That's what opening the kiln door is like after a glaze firing: like opening presents on Christmas morning. Or like a box of chocolates.
You don't know what you are going to get.
I was up at the crack of dawn:
Instead of just turning over and going back to sleep, I took my flashlight out to the ceramic studio/fabrication shop/woodshop/garage to check the kiln:
The kiln and the ware inside need time to cool down so I just cracked the lid a bit to let some air in.
Opening the kiln door is big thing. Protocol says that the person who fired the kiln gets to open the door and unload.
This is somewhat important for you get to see how the kiln fired; a large kiln will often have "cold" spots where it did not quite hit temperature. This happens mostly in a large kiln like the one in the column on the right.
At the university, opening the kiln door was a problem for the new students would be overly anxious about seeing their work. The kiln doors had locks on them to discourage the practice of someone opening the door before it was cool enough.
Anyways, I was quite anxious to see how my stuff turned out.
The glazes I used were more than a few years old. I had done a test tile to check them and they looked okay.
This firing however, was not a test and this was not done for practice.
I'd call this batch one bullseye and a couple of flyers.
I like how the jaune mug came out. It's going to the French teacher. It was the last one I did and I remembered about this thing I had to apply lettering:
The blue mugs are going to the English and Health teachers. I put some words on them also, but they are a bit harder to see:
If you look good you can see the word "essay" and "adv." on there. The lettering was brushed on with painstaking precision. Okay, not really, but it was the best I could do until I found that lettering thingy. The other mug has some body part names:
The red pieces, actually "strawberry," were okay, though I was not ecstatic. I sort of missed on the lady bug look. The same tool used for the lettering malfunctioned kinda sorta.
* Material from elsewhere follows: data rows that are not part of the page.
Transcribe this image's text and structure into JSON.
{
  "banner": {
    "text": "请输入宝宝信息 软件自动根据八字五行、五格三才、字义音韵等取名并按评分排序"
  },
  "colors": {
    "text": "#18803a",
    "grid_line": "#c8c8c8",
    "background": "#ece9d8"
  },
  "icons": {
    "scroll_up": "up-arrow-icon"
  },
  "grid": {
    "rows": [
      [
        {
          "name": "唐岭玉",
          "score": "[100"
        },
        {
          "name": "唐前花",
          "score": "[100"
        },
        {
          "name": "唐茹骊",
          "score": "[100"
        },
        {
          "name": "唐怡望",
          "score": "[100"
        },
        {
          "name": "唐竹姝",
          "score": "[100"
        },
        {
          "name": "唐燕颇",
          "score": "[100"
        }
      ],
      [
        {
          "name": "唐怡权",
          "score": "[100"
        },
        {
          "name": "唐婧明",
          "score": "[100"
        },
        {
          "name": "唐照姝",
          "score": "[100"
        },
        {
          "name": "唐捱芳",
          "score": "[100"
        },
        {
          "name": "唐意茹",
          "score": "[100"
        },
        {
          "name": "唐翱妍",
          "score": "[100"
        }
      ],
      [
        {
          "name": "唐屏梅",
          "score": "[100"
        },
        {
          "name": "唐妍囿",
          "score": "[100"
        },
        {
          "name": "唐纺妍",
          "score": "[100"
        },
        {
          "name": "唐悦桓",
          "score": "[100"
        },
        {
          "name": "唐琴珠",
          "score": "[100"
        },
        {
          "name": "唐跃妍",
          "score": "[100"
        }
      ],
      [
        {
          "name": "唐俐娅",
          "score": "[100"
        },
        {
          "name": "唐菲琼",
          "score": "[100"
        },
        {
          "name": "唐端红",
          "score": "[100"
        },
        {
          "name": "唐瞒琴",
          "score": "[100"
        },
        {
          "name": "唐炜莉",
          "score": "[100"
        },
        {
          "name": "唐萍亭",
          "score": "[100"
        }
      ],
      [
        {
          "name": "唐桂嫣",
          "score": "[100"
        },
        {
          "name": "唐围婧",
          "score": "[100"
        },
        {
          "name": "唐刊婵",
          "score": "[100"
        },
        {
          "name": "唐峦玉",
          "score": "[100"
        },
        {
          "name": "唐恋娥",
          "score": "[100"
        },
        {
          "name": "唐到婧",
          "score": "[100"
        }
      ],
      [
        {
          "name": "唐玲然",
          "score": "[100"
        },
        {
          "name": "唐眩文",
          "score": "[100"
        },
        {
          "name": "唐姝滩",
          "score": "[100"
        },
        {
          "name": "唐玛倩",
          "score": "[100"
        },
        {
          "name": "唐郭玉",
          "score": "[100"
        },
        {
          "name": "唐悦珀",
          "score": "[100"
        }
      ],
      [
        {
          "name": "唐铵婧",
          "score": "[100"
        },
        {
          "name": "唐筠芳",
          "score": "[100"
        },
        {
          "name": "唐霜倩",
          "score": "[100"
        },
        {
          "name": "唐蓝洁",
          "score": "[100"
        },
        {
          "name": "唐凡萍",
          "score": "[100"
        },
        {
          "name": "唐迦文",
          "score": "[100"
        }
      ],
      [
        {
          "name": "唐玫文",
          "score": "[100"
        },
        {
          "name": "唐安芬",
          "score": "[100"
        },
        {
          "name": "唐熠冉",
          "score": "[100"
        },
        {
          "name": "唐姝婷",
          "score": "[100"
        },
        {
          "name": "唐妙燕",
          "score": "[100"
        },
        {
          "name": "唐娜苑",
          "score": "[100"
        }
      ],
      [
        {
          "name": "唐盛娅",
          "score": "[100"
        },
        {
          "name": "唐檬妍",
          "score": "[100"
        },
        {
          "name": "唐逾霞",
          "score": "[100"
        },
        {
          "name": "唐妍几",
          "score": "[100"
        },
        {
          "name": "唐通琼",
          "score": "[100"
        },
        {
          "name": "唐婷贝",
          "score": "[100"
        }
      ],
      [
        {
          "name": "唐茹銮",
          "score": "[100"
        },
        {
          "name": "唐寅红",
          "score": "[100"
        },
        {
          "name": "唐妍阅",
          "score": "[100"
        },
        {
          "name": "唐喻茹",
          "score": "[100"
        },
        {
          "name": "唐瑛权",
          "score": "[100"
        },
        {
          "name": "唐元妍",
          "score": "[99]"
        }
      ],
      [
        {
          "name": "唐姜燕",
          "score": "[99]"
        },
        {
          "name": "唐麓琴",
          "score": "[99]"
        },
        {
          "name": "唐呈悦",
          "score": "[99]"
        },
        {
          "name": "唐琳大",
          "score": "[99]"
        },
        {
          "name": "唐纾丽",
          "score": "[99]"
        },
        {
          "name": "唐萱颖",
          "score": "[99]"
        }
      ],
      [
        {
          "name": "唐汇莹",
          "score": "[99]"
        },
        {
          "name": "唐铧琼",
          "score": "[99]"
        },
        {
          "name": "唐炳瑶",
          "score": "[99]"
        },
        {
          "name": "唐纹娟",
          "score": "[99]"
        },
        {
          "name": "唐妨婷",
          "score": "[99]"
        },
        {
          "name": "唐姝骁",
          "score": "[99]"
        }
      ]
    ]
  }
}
The glazes came out good for glazes that have been sitting around for like three years. If they dry out since they are water based, you just add, well, water.
A couple of them were too thin though. I applied extra coats but apparently it was not enough.
Okay, round one is done. Learned a bit more about these glazes and about firing the kiln(see below).
I'm putting off my usual bike ride today for I have to stop by the ceramic store and pick up a few more glaze colors. I forgot that I had thrown away my white glaze for it looked kinda hinky.
Oh, and I have to finish working on these:
Put some handles on 'em, fire 'em, glaze 'em, fire 'em again and it's like Christmas!